第3話 手紙を貰いました
「お坊ちゃま、これを」
「……手紙? なんだこれ?」
無気力に天井を見つめる俺を見かねたのか、アーノルドが手紙を持ってきた。かなり質のいい紙で書かれているのか、手触りがとてもよかった。
「貴方の母……メリスナ様から預かっていたものです」
「お母様から? なんで今更……」
お母様が死んだのはもう10年も前の話だ。今更、故人から手紙など貰ったところでなんの価値があるというのか。

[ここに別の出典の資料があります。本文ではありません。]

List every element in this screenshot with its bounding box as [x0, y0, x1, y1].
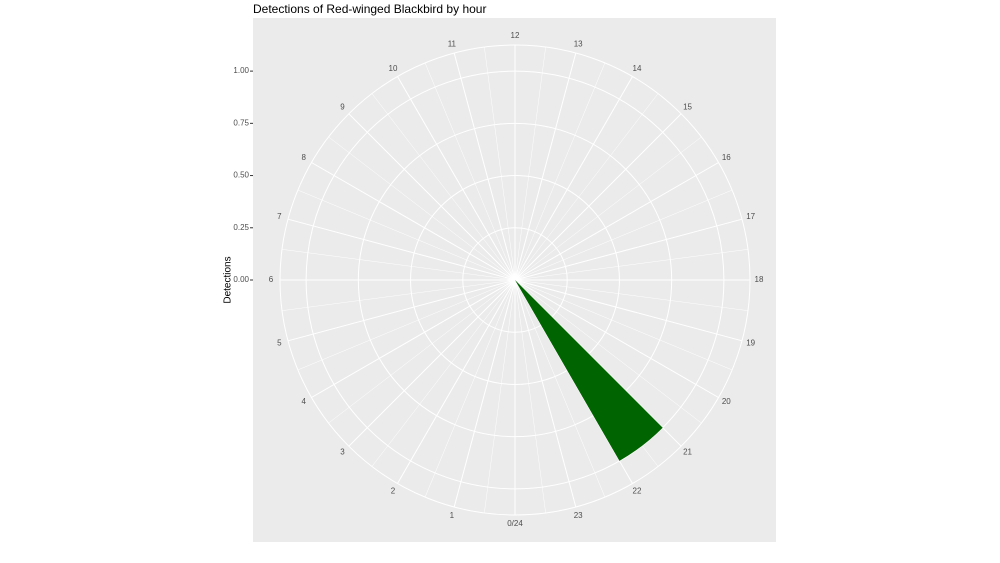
x-tick-label: 9 [340, 103, 345, 112]
grid-spoke [514, 218, 743, 281]
x-tick-label: 11 [448, 39, 457, 48]
grid-spoke [287, 279, 516, 342]
grid-spoke-minor [371, 93, 516, 281]
grid-spoke-minor [514, 279, 606, 498]
grid-spoke [514, 279, 682, 447]
grid-spoke [514, 52, 577, 281]
grid-spoke-minor [424, 62, 516, 281]
grid-spoke-minor [484, 46, 516, 281]
x-tick-label: 4 [301, 397, 306, 406]
x-tick-label: 21 [683, 448, 692, 457]
grid-spoke [514, 279, 719, 398]
x-tick-label: 10 [389, 64, 398, 73]
grid-spoke [514, 113, 682, 281]
grid-spoke-minor [514, 93, 659, 281]
grid-spoke [453, 279, 516, 508]
y-tick-label: 0.25 [233, 223, 249, 232]
x-tick-label: 18 [755, 275, 764, 284]
x-tick-label: 22 [633, 486, 642, 495]
x-tick-label: 13 [574, 39, 583, 48]
x-tick-label: 14 [633, 64, 642, 73]
grid-spoke-minor [514, 46, 546, 281]
x-tick-label: 23 [574, 511, 583, 520]
x-tick-label: 19 [746, 338, 755, 347]
y-tick-label: 1.00 [233, 66, 249, 75]
x-tick-label: 5 [277, 338, 282, 347]
y-tick-label: 0.00 [233, 275, 249, 284]
x-tick-label: 8 [301, 153, 306, 162]
x-tick-label: 20 [722, 397, 731, 406]
x-tick-label: 1 [450, 511, 455, 520]
grid-spoke [397, 279, 516, 484]
x-tick-label: 0/24 [507, 519, 523, 528]
x-tick-label: 6 [269, 275, 274, 284]
grid-spoke-minor [514, 249, 749, 281]
x-tick-label: 15 [683, 103, 692, 112]
grid-spoke-minor [424, 279, 516, 498]
grid-spoke-minor [297, 279, 516, 371]
grid-spoke [397, 76, 516, 281]
y-tick-label: 0.75 [233, 118, 249, 127]
y-tick-label: 0.50 [233, 171, 249, 180]
grid-spoke [348, 279, 516, 447]
grid-spoke-minor [281, 279, 516, 311]
bar [515, 280, 663, 461]
grid-spoke-minor [297, 189, 516, 281]
grid-spoke-minor [371, 279, 516, 467]
grid-spoke-minor [328, 136, 516, 281]
grid-spoke [514, 76, 633, 281]
x-tick-label: 17 [746, 212, 755, 221]
grid-spoke-minor [484, 279, 516, 514]
grid-spoke-minor [328, 279, 516, 424]
grid-spoke-minor [514, 279, 749, 311]
grid-spoke-minor [514, 62, 606, 281]
y-axis-title: Detections [223, 256, 234, 303]
x-tick-label: 16 [722, 153, 731, 162]
grid-spoke-minor [514, 136, 702, 281]
grid-spoke [311, 162, 516, 281]
grid-spoke [348, 113, 516, 281]
grid-spoke [287, 218, 516, 281]
x-tick-label: 3 [340, 448, 345, 457]
x-tick-label: 12 [511, 31, 520, 40]
grid-spoke [453, 52, 516, 281]
grid-spoke-minor [514, 279, 546, 514]
grid-spoke [514, 162, 719, 281]
grid-spoke-minor [514, 279, 702, 424]
grid-spoke [311, 279, 516, 398]
grid-spoke [514, 279, 577, 508]
grid-spoke-minor [514, 279, 733, 371]
grid-spoke-minor [281, 249, 516, 281]
x-tick-label: 2 [391, 486, 396, 495]
grid-spoke [514, 279, 743, 342]
grid-spoke-minor [514, 189, 733, 281]
x-tick-label: 7 [277, 212, 282, 221]
chart-title: Detections of Red-winged Blackbird by ho… [253, 2, 486, 16]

やさぐれた気持ちのままアーノルドから促されるまま手紙を開く。とても綺麗に整えられた字で綴られている手紙を、目で追っていた。
「……お母様は、帝国の出身だったのか?」
「はい。そして、貴方様が15になって家に居場所がなかった時、帝国魔法学園に入学できるように、とメリスナ様から預かっていました」
王国の子爵家に嫁いだお母様が帝国の出身であるということに驚いたが、何故お母様は、家の中に居場所がなくなることに気が付いていたのだろうか。

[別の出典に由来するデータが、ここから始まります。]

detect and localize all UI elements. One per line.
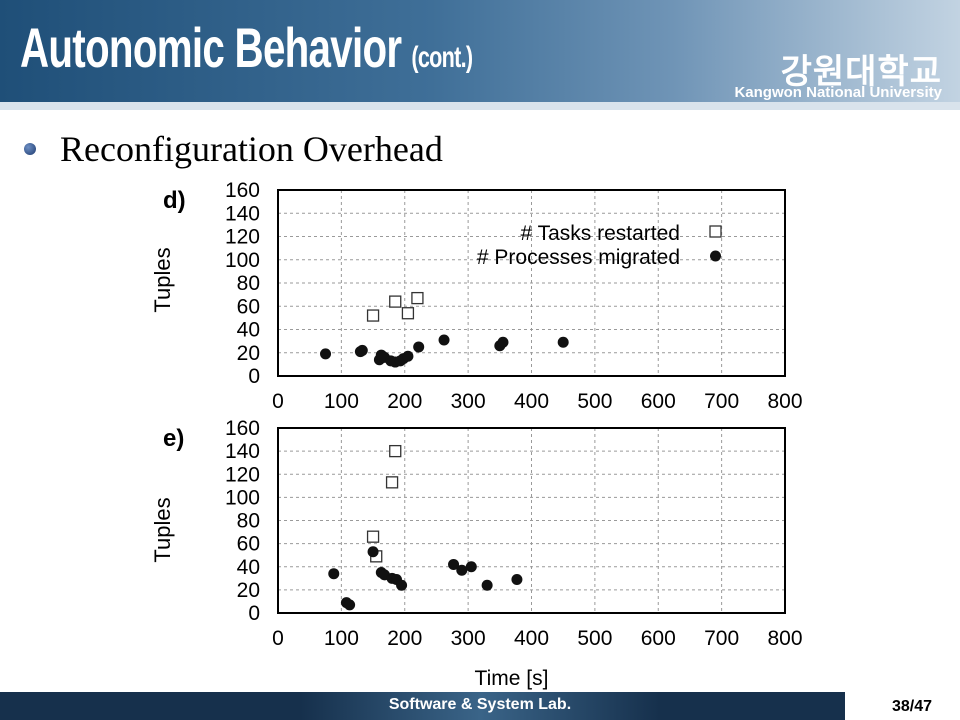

「メリスナ様は、お坊ちゃまが固有魔法が覚醒していないことを知っていました」
「固有魔法……覚醒していない?」
「はい。お坊ちゃまには覚醒していないだけで、固有魔法が存在するのです」
絶句、と表現することしかできない。固有魔法がないから廃嫡された人間に、固有魔法が存在するというのはどういう冗談だろうか。

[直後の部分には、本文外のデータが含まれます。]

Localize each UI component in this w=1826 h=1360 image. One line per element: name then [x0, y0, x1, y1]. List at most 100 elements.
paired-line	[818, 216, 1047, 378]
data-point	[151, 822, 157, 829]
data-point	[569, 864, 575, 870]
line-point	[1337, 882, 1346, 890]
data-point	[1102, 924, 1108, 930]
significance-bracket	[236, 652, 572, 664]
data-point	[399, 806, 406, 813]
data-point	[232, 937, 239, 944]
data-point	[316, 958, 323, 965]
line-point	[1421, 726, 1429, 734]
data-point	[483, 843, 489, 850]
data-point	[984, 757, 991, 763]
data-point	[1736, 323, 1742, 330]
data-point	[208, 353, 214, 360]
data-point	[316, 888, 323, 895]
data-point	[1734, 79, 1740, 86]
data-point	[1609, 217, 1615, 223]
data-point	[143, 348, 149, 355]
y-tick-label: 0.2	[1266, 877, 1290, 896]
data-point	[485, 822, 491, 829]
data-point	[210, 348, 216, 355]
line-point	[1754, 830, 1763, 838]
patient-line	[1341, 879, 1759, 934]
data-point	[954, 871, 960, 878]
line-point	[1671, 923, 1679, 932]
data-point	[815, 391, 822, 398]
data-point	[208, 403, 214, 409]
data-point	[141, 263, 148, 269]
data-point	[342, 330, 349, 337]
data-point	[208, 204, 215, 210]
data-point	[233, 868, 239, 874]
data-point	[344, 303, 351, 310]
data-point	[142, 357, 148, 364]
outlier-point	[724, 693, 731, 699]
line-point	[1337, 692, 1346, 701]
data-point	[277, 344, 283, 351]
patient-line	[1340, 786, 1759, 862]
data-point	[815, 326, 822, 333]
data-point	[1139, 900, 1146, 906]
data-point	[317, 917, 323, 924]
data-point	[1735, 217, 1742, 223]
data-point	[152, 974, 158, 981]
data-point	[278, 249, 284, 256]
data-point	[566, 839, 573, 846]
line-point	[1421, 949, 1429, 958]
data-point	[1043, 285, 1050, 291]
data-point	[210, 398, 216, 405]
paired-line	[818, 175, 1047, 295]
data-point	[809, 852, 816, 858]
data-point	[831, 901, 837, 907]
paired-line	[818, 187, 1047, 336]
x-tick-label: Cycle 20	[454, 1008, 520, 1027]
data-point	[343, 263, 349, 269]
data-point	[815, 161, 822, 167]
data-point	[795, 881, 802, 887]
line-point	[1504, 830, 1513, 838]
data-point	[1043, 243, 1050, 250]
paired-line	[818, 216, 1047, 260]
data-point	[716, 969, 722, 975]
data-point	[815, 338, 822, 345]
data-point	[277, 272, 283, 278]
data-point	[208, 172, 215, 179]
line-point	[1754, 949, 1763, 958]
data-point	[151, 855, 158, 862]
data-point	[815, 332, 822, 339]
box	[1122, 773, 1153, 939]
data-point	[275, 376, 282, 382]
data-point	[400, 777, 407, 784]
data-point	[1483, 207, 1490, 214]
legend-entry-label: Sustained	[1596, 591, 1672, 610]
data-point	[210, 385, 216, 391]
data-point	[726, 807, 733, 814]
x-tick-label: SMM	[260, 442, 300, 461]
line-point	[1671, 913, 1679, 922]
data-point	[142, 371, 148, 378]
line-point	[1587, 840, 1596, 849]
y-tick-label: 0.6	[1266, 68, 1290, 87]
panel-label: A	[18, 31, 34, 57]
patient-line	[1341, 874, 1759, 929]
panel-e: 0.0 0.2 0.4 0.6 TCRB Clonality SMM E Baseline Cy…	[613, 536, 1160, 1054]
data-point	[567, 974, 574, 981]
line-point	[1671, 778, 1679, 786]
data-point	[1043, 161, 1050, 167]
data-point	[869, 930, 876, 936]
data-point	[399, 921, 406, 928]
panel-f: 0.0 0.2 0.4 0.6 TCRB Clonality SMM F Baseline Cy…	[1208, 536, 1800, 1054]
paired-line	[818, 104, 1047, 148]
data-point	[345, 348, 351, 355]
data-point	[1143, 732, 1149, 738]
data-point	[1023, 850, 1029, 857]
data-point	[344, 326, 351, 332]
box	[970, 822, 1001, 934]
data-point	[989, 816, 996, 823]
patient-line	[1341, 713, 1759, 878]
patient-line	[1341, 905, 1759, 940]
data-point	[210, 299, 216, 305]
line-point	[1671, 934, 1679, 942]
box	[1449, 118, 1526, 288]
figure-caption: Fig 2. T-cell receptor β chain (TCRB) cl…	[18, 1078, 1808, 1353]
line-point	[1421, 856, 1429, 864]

「信じられないのも無理はありません。しかし、お坊ちゃまには確かに才能があるのです……それを発揮できる場所が、帝国魔法学園だとメリスナ様は考えられたのです」
「……才能、か」
「帝国魔法学園に入学すれば、お坊ちゃまは自らの魔力の使い方を知り、必ずや固有魔法をものにすることができるはずです」
あるのなら覚醒してほしい。そうでなければ、愛を持って帝国魔法学園へと入学できるようにしてくれたお母様に、合わせる顔がなくなってしまう。
「わかった。俺はもう一度自分の才能を信じてみるよ」
「ありがとうございます。メリスナ様、ようやくライトお坊ちゃまにお渡しできました……」
涙を流すアーノルドに大袈裟だなと思いながら、自らの身体の内に渦巻く魔力へと意識を向ける。
固有魔法が存在するのならば、俺はまだ生きていける。この世界は実力主義社会なのだ。どんな過去を持っていようが、力さえあればなんとかなる。
お母様が、アーノルドが信じてくれた自分を、もう一度だけ信じてみようと思った。
ここから先、地獄が待ち受けているとも知らずに、なにも考えていない俺はまた歩き始めるのだった。